(MOSTRA SP) Crítica | Bugonia - Um retrato perversamente atual de uma sociedade que perdeu a capacidade de distinguir o real do delírio.
| Divulgação | Universal Pictures |
• Por Alisson Santos
Em Bugonia, Yorgos Lanthimos abandona a pompa aristocrática e o surrealismo barroco de "Pobres Criaturas" para mergulhar numa paranoia de porão, onde a desinformação e o desespero se misturam como abelhas zumbindo dentro de uma cabeça doente. O que nasce desse experimento é um híbrido insólito entre sátira social, farsa apocalíptica e tragédia psicológica — um retrato perversamente atual de uma sociedade que perdeu a capacidade de distinguir o real do delírio.
A premissa é simples, Teddy (Jesse Plemons, em estado de combustão controlada) acredita que a CEO Michelle Fuller (Emma Stone, soberba e venenosa) é uma alienígena disfarçada que planeja o fim da humanidade. Essa convicção — alimentada por algoritmos e ressentimentos pessoais — o leva a sequestrá-la e iniciar uma espécie de “interrogatório cósmico”, auxiliado pelo primo Don (Aidan Delbis), um inocente funcional, mais vulnerável à fé do que à dúvida.
Mas Lanthimos, fiel à sua lógica do absurdo, transforma essa narrativa conspiratória em um espelho distorcido de nossa própria desordem cognitiva. Em vez de zombar dos crentes ou glorificar a lucidez, ele embaralha tudo; a paranoia de Teddy soa às vezes profética, e a racionalidade de Michelle revela-se tão monstruosa quanto o delírio de seu captor. O horror, aqui, não está nas abduções alienígenas — mas na incapacidade de acreditar em qualquer coisa sem transformar essa crença em violência.
A direção de Lanthimos retoma o minimalismo desconfortável de "Dente Canino", com câmeras que se aproximam demais, enquadramentos que parecem vigiar e um uso inquietante do som — o zumbido constante das abelhas funciona como a trilha mental de uma humanidade que perdeu o foco.
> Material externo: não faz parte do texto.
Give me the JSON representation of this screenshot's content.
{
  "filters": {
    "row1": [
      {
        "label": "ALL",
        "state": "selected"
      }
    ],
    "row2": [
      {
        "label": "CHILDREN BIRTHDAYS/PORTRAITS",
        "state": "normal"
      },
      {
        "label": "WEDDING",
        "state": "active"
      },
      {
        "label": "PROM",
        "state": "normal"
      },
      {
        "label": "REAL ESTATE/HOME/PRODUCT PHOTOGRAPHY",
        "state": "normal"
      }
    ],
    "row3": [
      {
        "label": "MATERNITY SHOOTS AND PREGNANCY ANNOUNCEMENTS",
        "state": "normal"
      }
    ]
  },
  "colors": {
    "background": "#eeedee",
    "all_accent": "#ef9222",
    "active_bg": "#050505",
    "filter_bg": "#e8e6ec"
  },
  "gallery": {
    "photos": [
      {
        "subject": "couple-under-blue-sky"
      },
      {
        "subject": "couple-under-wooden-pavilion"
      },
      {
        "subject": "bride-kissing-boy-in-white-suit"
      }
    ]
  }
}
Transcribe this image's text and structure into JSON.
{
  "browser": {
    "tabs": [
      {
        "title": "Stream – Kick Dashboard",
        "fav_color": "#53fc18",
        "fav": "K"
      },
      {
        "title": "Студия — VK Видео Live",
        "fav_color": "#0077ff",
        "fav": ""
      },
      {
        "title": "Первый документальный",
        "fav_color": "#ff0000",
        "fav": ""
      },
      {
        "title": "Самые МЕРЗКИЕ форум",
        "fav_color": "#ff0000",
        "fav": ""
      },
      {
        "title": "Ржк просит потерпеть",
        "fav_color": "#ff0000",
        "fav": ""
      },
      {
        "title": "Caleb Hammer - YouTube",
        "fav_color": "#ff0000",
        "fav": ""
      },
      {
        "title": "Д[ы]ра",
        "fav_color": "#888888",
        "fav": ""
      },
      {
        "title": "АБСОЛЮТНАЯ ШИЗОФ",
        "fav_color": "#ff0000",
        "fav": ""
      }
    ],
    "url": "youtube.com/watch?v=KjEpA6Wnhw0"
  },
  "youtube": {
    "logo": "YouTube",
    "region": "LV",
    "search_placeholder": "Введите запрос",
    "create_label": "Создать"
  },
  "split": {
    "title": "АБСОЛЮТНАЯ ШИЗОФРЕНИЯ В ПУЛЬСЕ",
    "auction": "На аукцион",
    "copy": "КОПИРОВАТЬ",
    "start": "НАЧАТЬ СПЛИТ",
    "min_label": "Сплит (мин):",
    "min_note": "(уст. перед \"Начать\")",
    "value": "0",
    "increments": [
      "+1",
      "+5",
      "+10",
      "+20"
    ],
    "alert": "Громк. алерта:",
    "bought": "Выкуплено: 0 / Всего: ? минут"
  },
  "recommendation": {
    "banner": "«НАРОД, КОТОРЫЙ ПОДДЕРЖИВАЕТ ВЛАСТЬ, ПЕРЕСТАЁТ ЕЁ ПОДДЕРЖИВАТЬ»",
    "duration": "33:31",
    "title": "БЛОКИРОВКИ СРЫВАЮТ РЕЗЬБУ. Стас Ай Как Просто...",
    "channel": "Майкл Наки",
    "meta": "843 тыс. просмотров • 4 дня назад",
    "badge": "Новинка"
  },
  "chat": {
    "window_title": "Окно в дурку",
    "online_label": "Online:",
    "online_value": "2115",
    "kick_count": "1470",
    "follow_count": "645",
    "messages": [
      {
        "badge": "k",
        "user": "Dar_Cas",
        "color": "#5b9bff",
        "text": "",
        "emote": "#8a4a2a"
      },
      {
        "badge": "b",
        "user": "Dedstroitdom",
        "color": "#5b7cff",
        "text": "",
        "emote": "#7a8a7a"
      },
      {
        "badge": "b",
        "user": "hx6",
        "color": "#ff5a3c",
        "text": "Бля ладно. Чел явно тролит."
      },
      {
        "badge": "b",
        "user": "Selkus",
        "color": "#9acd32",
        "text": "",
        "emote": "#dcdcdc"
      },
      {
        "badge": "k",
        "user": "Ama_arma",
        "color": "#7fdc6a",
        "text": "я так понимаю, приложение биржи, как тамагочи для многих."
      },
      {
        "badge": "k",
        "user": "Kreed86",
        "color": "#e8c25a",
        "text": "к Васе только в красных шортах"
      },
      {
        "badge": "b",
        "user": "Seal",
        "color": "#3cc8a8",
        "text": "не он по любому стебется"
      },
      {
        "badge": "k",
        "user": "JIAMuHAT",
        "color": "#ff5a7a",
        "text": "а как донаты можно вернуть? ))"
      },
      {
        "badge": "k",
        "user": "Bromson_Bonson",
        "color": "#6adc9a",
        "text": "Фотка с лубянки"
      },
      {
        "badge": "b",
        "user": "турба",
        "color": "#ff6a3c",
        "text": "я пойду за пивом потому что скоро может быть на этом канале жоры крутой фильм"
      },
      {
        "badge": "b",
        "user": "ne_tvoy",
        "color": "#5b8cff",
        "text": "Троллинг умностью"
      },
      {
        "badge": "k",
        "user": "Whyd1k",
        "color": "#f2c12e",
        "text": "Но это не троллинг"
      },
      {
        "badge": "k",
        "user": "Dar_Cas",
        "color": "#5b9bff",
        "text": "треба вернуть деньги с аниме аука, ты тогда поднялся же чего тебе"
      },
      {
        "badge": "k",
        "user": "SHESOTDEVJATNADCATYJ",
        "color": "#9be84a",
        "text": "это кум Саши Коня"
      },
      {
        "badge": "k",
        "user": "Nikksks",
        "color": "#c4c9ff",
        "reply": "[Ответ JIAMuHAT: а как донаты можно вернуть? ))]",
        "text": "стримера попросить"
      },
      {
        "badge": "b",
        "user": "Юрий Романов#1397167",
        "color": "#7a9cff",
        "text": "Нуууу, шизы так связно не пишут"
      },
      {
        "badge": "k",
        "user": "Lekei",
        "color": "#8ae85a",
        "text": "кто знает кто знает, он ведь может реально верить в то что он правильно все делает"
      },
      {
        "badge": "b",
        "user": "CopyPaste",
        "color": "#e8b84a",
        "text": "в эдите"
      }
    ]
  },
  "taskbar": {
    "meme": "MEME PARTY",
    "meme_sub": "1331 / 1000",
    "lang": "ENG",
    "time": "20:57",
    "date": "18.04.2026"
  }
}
Jerskin Fendrix e Johnnie Burn constroem um desenho sonoro que não apenas ilustra, mas corrompe o ambiente; cada ruído é suspeito, cada silêncio parece mentir.
Emma Stone reafirma-se como a musa perfeita desse universo, seu rosto alterna entre o desdém de uma deusa corporativa e o desespero de uma refém que talvez saiba demais. Há nela algo de ambíguo — um brilho não-humano no olhar — que faz o espectador oscilar entre o riso e o pavor. Já Plemons entrega uma performance extraordinária, movendo-se entre o afeto infantil e a fúria homicida com uma precisão assustadora. Seu Teddy não é o vilão; é um produto terminal de uma era em que qualquer verdade pode ser manufaturada com meia dúzia de vídeos e um algoritmo generoso.
| Divulgação | Universal Pictures |
O título Bugonia — termo que designa o mito da geração espontânea das abelhas a partir de carcaças — é a metáfora central do filme. Lanthimos sugere que nossa civilização se tornou exatamente isso; uma colmeia nascida da morte, um organismo coletivo que continua zumbindo enquanto apodrece por dentro. A corporação farmacêutica de Michelle e a comunidade conspiratória online de Teddy são duas faces do mesmo instinto de colmeia; hierárquico, fechado, autodestrutivo.
O humor negro, marca registrada do cineasta, surge não como alívio, mas como veneno. A cena em que Basket Case, do Green Day, embala uma tortura é uma síntese brutal da ironia; rimos, mas o riso tem gosto de sangue. O grotesco se torna catártico, e a insanidade, de certo modo, parece mais coerente do que o mundo que a gerou.
Bugonia não é um filme sobre alienígenas, mas sobre a contaminação da crença. Lanthimos nos pergunta; e se a fé cega em qualquer narrativa — científica, religiosa, corporativa — for apenas outra forma de colmeia, pronta para devorar o próprio mel? O resultado é uma obra profundamente contemporânea, tão divertida quanto devastadora, que reafirma o diretor grego como o cronista mais perverso do absurdo humano.
Ao final, o espectador sai com a incômoda sensação de que talvez Teddy estivesse certo — ou, pior, que todos nós sejamos versões dele, presos em nossas pequenas teorias do mundo, raspando cabeças e fabricando monstros para justificar o vazio.
O filme será exibido na 49ª Mostra Internacional de Cinema em São Paulo, com sessões marcadas para os dias 17, 19 e 27 de outubro.
Avaliação - 10/10
Só estou esperando a sessão do dia 27 abrir para comprar.